Like so many teams in the area, the Russell County football team is trying to gain traction and continue the progress of its program.
After winning just two games in 2011, the Warriors won three in 2012, their first under coach Demond McCoy, tied another and lost one by just eight points. They showed signs of life last year, scoring 63 points in a win over Marbury, the highest point total in the program’s history.
They were shut out in three of their first four games, but made enormous progress on offense down the stretch.
The hope is that they can prove that was the beginning and not just a mirage. While McCoy said he thinks his team is continuing to get better, there are certainly obstacles that still stand in the way.
One of the biggest hindrances to an offense’s progress is breaking in new offensive linemen. It isn’t that they aren’t solid players or won’t be solid players down the line. It’s simply a matter of getting them to understand the system, gel with each other and understand the cues of their quarterback.
That will be the case for Russell County this year as McCoy said he is still taking his time to name the team’s starters up front.
Under center, however, the unit is in good hands. It returns quarterback Byron Johnson, who started for the team last season.

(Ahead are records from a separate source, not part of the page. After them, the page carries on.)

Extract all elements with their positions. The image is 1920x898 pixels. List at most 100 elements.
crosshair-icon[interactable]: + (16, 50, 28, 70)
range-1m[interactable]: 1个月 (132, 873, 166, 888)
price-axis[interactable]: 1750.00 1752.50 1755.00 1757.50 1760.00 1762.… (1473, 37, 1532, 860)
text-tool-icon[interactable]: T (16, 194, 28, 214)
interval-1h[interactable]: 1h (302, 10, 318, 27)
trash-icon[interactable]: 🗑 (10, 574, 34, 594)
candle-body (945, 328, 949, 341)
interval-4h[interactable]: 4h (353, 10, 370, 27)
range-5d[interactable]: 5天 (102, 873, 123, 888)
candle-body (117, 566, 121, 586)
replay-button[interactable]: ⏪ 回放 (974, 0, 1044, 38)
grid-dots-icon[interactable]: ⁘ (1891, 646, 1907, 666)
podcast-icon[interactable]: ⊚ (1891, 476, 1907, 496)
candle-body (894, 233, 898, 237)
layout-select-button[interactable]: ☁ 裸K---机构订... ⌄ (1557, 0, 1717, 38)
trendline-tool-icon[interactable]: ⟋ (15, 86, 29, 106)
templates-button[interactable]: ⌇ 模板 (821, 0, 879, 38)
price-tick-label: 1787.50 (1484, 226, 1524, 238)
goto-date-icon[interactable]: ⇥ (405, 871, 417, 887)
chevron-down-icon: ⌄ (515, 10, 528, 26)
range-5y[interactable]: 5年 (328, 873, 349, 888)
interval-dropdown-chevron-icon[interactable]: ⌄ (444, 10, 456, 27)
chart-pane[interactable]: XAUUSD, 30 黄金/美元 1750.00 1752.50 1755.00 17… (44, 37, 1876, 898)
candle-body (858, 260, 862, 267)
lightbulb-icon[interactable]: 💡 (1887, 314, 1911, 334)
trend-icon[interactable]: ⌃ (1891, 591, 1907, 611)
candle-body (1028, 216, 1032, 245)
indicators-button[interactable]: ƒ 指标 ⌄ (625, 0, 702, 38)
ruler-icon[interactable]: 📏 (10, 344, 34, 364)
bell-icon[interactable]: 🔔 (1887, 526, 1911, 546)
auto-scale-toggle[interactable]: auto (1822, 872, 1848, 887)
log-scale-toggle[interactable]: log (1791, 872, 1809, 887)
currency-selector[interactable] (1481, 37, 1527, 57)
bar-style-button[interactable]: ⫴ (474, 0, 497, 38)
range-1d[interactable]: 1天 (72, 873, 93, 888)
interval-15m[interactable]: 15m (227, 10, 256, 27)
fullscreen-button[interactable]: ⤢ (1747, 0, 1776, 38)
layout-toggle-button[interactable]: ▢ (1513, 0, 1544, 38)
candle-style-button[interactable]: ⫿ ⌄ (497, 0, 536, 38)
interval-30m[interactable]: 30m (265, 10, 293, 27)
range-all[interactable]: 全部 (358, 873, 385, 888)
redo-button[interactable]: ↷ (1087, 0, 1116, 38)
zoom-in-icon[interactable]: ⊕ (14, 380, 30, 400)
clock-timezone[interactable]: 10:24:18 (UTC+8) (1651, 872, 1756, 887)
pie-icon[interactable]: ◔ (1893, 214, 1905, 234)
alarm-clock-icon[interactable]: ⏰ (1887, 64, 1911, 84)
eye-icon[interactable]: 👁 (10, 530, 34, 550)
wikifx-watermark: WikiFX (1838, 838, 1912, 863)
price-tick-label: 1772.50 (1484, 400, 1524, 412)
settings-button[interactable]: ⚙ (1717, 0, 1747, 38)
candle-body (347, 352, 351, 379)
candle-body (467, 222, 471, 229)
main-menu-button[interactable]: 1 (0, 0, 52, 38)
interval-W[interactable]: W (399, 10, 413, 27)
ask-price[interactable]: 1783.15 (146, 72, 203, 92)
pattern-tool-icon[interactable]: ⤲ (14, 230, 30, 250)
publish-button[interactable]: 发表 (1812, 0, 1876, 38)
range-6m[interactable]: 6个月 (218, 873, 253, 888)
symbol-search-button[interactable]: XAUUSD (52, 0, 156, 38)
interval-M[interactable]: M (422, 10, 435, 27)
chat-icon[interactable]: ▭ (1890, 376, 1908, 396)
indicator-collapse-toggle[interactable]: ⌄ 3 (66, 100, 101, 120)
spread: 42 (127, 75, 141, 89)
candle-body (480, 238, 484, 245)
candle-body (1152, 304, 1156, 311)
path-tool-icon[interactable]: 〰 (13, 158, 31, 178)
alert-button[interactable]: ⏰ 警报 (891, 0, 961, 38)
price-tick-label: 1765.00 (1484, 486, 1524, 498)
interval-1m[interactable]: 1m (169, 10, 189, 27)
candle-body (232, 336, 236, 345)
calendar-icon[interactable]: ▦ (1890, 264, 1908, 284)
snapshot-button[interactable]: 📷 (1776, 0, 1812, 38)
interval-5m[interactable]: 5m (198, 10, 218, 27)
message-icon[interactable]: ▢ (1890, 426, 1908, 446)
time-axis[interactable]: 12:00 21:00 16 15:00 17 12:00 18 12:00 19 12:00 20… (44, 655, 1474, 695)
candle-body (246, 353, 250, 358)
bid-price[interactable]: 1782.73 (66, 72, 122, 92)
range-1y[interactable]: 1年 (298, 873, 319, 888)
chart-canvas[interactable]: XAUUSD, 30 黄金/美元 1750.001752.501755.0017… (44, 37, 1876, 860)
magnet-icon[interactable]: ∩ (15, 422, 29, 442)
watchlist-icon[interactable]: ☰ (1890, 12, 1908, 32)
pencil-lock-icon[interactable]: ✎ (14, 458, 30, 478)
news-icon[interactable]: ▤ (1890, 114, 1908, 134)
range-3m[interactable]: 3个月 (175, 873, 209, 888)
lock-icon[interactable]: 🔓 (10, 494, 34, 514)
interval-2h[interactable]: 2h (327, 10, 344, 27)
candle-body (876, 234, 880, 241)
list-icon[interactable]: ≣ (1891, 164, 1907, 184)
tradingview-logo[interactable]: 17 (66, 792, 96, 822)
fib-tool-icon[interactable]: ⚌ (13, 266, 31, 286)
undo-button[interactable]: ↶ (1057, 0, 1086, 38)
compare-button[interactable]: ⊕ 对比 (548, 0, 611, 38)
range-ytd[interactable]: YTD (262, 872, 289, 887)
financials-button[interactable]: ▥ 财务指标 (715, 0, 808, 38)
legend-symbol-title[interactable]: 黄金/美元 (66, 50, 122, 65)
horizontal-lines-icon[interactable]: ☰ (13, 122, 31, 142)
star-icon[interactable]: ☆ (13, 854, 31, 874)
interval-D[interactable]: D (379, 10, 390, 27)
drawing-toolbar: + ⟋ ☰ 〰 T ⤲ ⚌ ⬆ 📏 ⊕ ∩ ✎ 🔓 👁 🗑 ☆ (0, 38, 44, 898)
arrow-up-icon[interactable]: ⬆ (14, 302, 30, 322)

“He’s going to do a great job leading our offense,” McCoy said, adding that he’ll still get some competition from backup signal-caller Curtez Woods. “He has a backup who will put some pressure on him as well, and that’s a good thing. Curtez is very athletic and can run the option very well.”
McCoy said he liked the situations at both running back and wide receiver. Caleb Smith will see time at both, at full back and in the slot, but McCoy said he was most impressed with sophomore Josh Johnson.
“He’s only a sophomore, but he’s going to be a great player,” he said. “He’s going to carry the load for us.”
He added the names of Calvin Johnson and Tae Hill as guys to watch on offense. About eight players who played significant time last season are back, though the majority of those play at the skill positions.
McCoy reiterated the importance of getting the line settled in order to move the ball successfully.
“We’re in a rebuilding phase on the line,” he said. “We lost a lot of guys to graduation. We’re going to really get in there and help them learn quickly, though.”
Like the offense, the defensive line is one of the keys to the Warriors’ success. McCoy said the team had the right guy up front in nose tackle Tehri Scott to improve its chances on that side of the ball.
“He’ll control the tempo of the defense,” he said of Scott.
The defense also returns Caleb and Chavel Smith, the latter of which tallied 143 tackles and three forced fumbles last season. Both with alternate between outside linebacker and safety, and McCoy praised their athleticism and experience.
Cortez Gunn and Cameron Brooks will be forces in the secondary along with safety Hill.
Outside of Scott on the line and the Smiths at linebacker, McCoy said the team is still trying to find some consistency in its front seven.
Still, the unit is improving every day.
When the team broke for the spring, McCoy said its numbers hovered somewhere around 90 players. A few months later, it’s looking more like 55-60. It’s a challenge to play with low numbers in a high classification, but Russell County is going with what it’s got.
“We’re getting better every day,” McCoy said. “We control what we can control. We’re going to go with what we have, and we’re going to get a lot of experience doing it.”
That’s not to say the expectation isn’t to win football games.
Last year, the team won two of its final three region contests and finished one game out of a playoff spot behind Carroll, which beat the Warriors 21-0 in the second week.
Any improvement should put the Warriors in that conversation again, and that’s a conversation they’re happy to have.
“We want to win football games and play in the playoffs,” Caleb Smith said. “We want to go a long way.”